Citi: Okay. Actually we have a special offer for you, if you use your Citi Dividend card in the next 3 months, for any purchase you’ll earn an additional 4% cash back. Meaning for every day spending, you get a total of 1%+4%=5% cash back, and for May and June if you shop at Drug Stores or Fitness Clubs(5% rotation category this quarter) you’ll get a total of 9% cash back. Would you be interested in that offer?
Me: That sounds like a good deal. Blablabla(asking if it’s real, getting confirmation)
Citi: blablabla (explaining in more detail like effective dates, purchase category etc.)
Me: Okay, if that’s the case I think I’ll keep this card for now.
Citi: Fantastic.
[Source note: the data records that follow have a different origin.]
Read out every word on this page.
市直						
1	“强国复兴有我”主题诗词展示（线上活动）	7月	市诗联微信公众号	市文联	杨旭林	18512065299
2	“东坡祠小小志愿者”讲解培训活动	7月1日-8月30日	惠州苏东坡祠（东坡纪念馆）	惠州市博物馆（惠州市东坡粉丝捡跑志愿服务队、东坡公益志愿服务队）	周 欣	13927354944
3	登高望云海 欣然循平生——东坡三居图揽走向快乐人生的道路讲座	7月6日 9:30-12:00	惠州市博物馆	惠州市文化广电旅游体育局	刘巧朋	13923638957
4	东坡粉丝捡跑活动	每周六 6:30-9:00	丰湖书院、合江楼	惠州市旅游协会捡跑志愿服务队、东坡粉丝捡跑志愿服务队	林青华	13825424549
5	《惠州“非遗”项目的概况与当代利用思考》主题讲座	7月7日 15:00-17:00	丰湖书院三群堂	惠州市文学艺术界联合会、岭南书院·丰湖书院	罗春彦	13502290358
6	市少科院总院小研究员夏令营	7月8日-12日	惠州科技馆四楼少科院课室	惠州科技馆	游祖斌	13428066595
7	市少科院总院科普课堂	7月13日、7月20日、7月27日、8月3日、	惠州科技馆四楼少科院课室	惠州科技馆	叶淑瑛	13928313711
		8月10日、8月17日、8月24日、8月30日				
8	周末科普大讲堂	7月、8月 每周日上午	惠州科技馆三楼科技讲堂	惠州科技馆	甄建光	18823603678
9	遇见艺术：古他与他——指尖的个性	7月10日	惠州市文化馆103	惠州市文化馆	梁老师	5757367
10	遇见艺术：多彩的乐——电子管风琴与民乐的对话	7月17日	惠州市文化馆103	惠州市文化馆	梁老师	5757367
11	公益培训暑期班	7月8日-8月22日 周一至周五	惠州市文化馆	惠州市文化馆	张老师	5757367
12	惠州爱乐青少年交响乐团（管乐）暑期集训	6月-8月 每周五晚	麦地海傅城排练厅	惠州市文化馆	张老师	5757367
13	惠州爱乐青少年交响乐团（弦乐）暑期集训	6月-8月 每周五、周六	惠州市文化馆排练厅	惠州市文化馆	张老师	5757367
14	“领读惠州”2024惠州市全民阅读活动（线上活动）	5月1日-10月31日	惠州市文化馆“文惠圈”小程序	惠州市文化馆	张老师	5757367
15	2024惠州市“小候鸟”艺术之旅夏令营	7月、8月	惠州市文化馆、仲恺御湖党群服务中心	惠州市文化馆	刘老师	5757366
Please keep in mind, that offer will start in two days and it’ll end after 3 months.
Me: Got it. Thanks a lot!
Citi: You are very welcome. Is there anything else that I can help you with?
Me: Nope that’s it.
Citi: Okay, have a good day!
Me: Thanks, you too.
Done. Simple like that! Now I have a credit card with 5% cash back on all my spending, and 9% on drug store/fitness club purchases! It does have a time limit of 3 months, and a reward cap of $300 (annual reward cap for Citi Dividend), however, I can probably take advantage of the entire $300 rewards by getting gift cards from CVS. I’m contemplating getting visa gift cards there which I can use everywhere else.
How about other credit cards?
Since I have called to close quite a few cards, below is a summary of how each card was handled.
Citi Simplicity – retention offer: 2% cash back for 6 months, cash back capped at $100
Citi Hilton Hhonors Visa Signature – No retention offer
First National Bank of Omaha Amex card – retention offer: 5.99% APR balance transfer with no fee
Amex Blue Cash Everyday – No retention offer
Barclay Arrival – No retention offer
BestBuy credit card – No retention offer
Most of the retention offers are not that great so I closed these accounts anyway. But the Citi Dividend offer definitely stands out. A card with 5-9% cash back on all your spending is unbeatable!
Do you have a Citi Dividend card? If you want an additional 4% cash back on this card, try calling their customer service and see what you can get. And good luck!